Raging against crossovers can feel pointless. One might as well rail against time, taxes, or the incoming tide. But the fact remains, the crossover is not the ultimate vehicle for navigating modern American life. Buyers are spending too much for excess size and capability they don’t use. Unless entering and exiting cars presents physical difficulties, you don’t need to buy a crossover. Here’s why.
Manufacturers have put copious engineering toward making crossovers sporty, but those projects are trying to overcome physics, rather than working with it. Generally, a car performs better when you lower the ride height, reduce weight and tighten the suspension; crossovers must at least pay lip service to doing the opposite. Even an outstanding crossover like the Porsche Macan is still a compromise from the more engaging experience one could have with a sportier, lower-riding Porsche.
Buyers often believe that crossovers are bigger than regular cars, and that they need the extra space. Neither is necessarily true. Hatchbacks and wagons can offer similar room to similarly-sized crossovers, while a minivan has more cargo area than most three-row SUVs. Furthermore, current trends toward sloping, coupe-style roofs in crossovers impinge on the cargo and rear seating areas buyers purportedly need.
If we factor in that most people drive with their seats upright and that you can’t stack shopping bags vertically in a cargo bay, even sedans can approach the same degree of everyday practicality. You’d be surprised how much you can fit into the trunk of a Honda Civic Si.
Many buyers, particularly in cold climates, buy crossovers because they need something with all-wheel-drive. But you don’t need AWD to get through the winter. AWD helps drivers accelerate in slick conditions, which is why Subaru and Audi built such incredible rally cars.
But most winter drivers aren’t struggling to get on the gas after they lose control. They get into trouble trying to stop. And in that realm, all-wheel-drive does little to help — and can make things worse by instilling a false sense of security that leads drivers to go faster than they should.
An AWD crossover on all-season tires is not a snow-conquering beast. You need a good set of winter tires to make them great — the same improvement that markedly improves a standard car. And if you truly live in a poorly-plowed winter hellscape, you don’t need a crossover. You need a full-on SUV like the Toyota 4Runner or the Jeep Wrangler.
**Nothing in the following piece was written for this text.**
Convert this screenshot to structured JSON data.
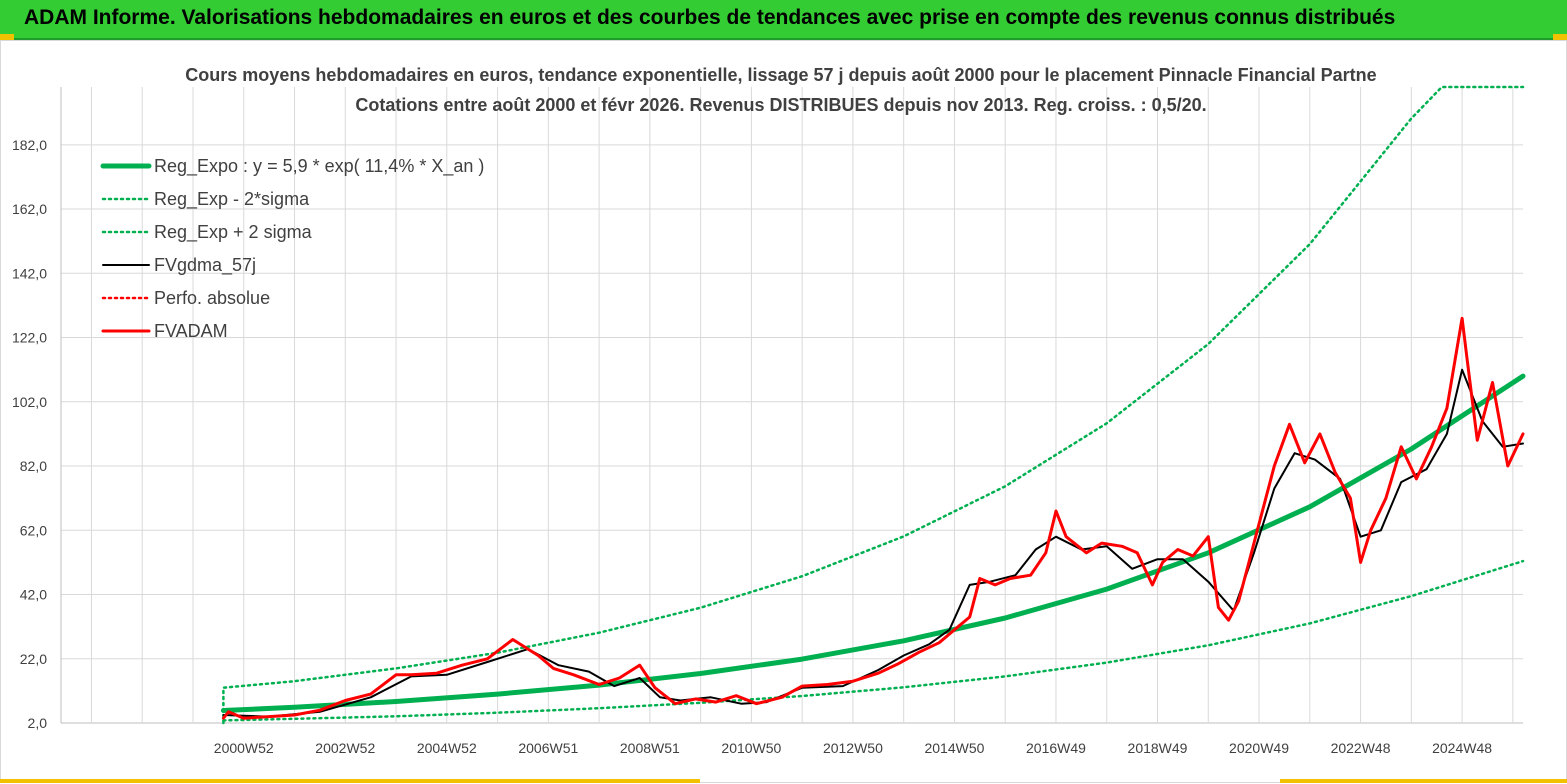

Crossovers have improved their fuel efficiency in recent years — but they still trail regular cars, which have also improved in that time. To make up the gap, we get features that kill driving fun, like droning CVT transmissions and dull hybrid powertrains that end up leading to vehicles that cost a couple thousand more than gas versions.
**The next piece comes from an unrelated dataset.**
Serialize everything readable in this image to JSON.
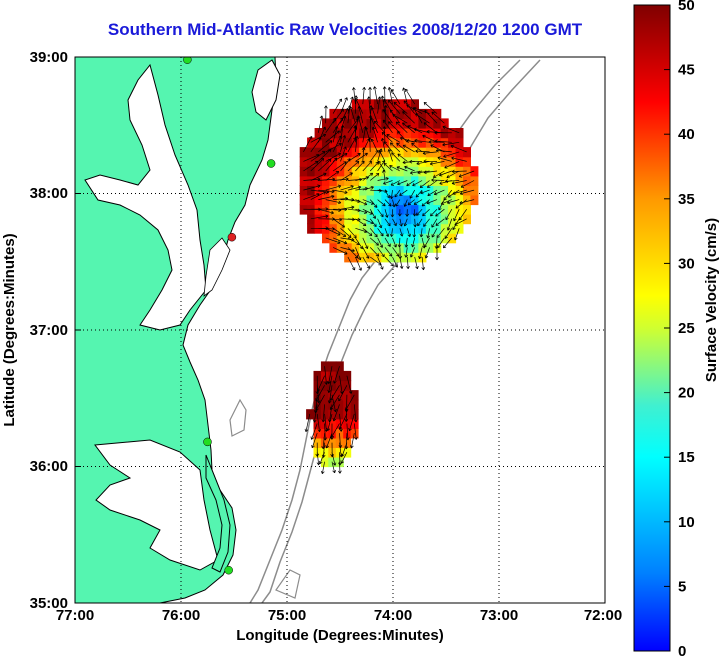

The aforementioned VW Golf Sportwagen earned 32 mpg combined, as per the EPA in its final iteration — and that was with a regular gas engine and a six-speed manual. (The official number may have undersold the true efficiency, too.) Crossovers that match or beat that without a hybrid, like the Lexus UX 200, will be incredibly small, ditch the all-wheel-drive, and essentially be cars…just ones that are nowhere near as spacious and practical as the Golf Sportwagen.